C'est le 29 juillet au matin et Yeni (nom modifié), 26 ans, est dans le bus qui la conduit de Valence à Caracas, au Venezuela. Le lendemain, elle prendra l'avion pour retourner en Roumanie, où elle vit depuis trois ans. Elle s'est rendue au Venezuela pour voir sa famille et pour pouvoir voter aux élections présidentielles qui ont eu lieu le 28 juillet.
Les rues du Venezuela sont plongées dans une atmosphère de deuil : le silence règne et les gens sont tristes. Personne ne célèbre le résultat des élections annoncées la veille par le Conseil national électoral, il n'y a pas de musique comme lors des élections précédentes. Selon le Conseil national électoral, Nicolas Maduro a remporté les élections, un résultat que contestent l'opposition et des personnes de différents horizons .
Le vote n’a pas été facile : elle a dû attendre huit heures. « Alors que les bureaux de vote étaient censés ouvrir à 6 heures du matin, il était presque 10 heures du matin, et ils n’arrêtaient pas de nous trouver des excuses comme le fait que les machines à voter ne fonctionnaient pas, que les témoins n’étaient pas arrivés… Tout cela pour nous décourager d’aller voter. Ils n’ont ouvert que lorsqu’une personne âgée s’est évanouie et que des journalistes sont arrivés », raconte Yeni.
Yeni estime que quelque chose a changé dans la société vénézuélienne. « Aujourd’hui, on ne peut plus distinguer qui est favorable au gouvernement de qui ne l’est pas », me dit-elle. « Autrefois, on le savait mieux grâce à la façon dont les gens parlaient ou à leurs manières. Les personnes issues de groupes sociaux défavorisés avaient l’habitude de rencontrer fréquemment des membres du gouvernement qui leur inculquaient une idéologie et leur distribuaient des colis alimentaires. »
Les spécialistes définissent la polarisation créée par le gouvernement socialiste au cours des dernières décennies comme la radicalisation d'individus ou de groupes vers l'un ou l'autre côté du débat. Dans cette polarisation, chaque camp nie la légitimité de l'autre, généralement avec une forte charge émotionnelle et des répercussions dans les relations personnelles.
« Même les membres de ma famille ne se parlaient plus depuis des années, jusqu'à récemment. J'avais 11 ans lorsqu'une camarade de classe est venue me dire que nous ne pouvions pas être amies avec une autre fille parce qu'elle et sa famille étaient chavistes … On se demande : pourquoi les enfants parlent-ils de ces choses-là ? », se demande Yeni.

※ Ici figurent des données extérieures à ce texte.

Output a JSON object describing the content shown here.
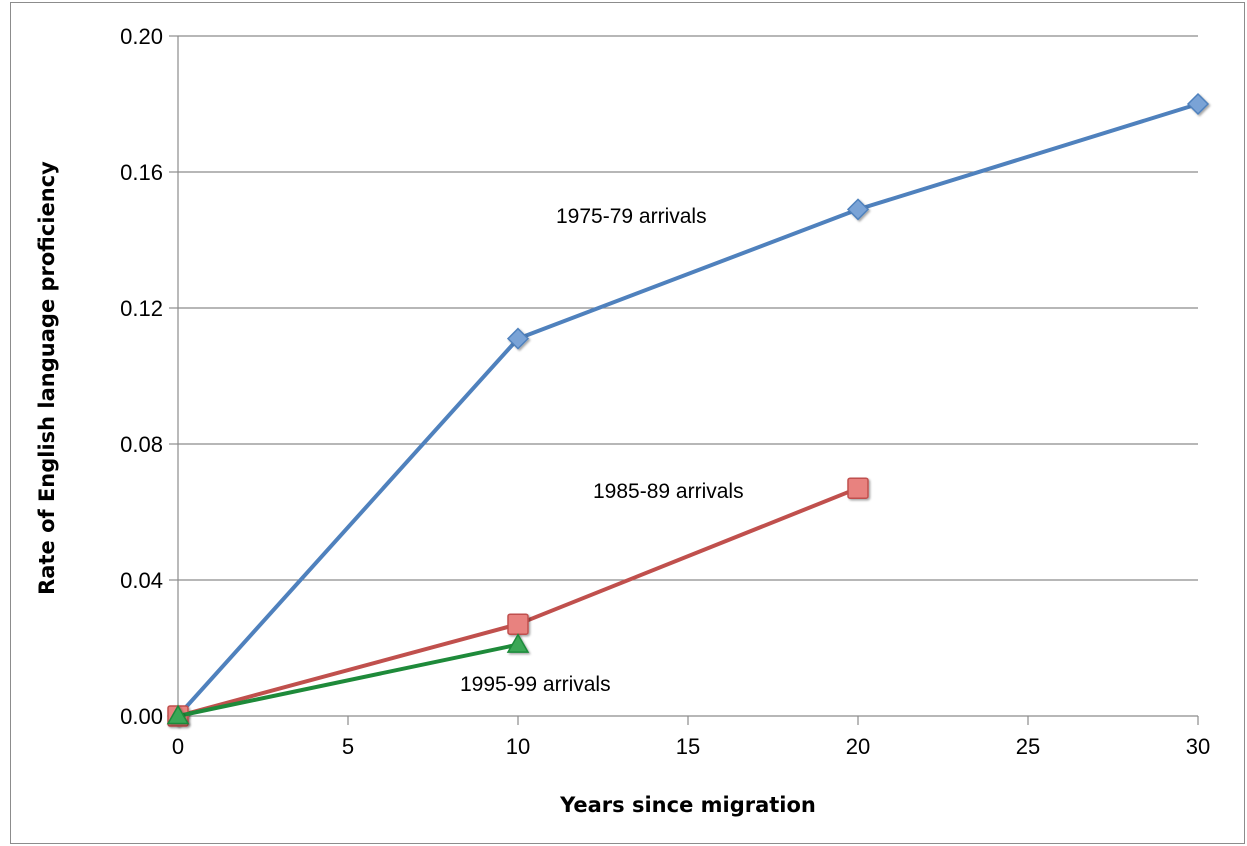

Elle explique avoir grandi dans un pays où, dans chaque quartier, il y avait des gens payés par le gouvernement, appelés « jefes de calles » (chefs de rue), pour distribuer des colis alimentaires et des tracts d'idéologie politique : « S'ils savaient que vous étiez contre le gouvernement, ils ne vous donnaient pas de nourriture. Ces mêmes personnes prenaient des photos [des gens] lors des manifestations et déposaient plainte contre eux. »
En voyageant en bus vers Caracas, Yeni voit des groupes militaires au milieu du silence, « comme si quelqu’un était mort, comme si le pays était mort », explique Yeni.
Mais, quand la nuit tombe et qu'elle traverse l'un des quartiers pauvres perchés sur les collines qui entourent le centre-ville, elle entend le bruit des casseroles et des poêles (un « cacerolazo »), une forme de manifestation pacifique qui caractérise les protestations populaires contre les gouvernements au Venezuela.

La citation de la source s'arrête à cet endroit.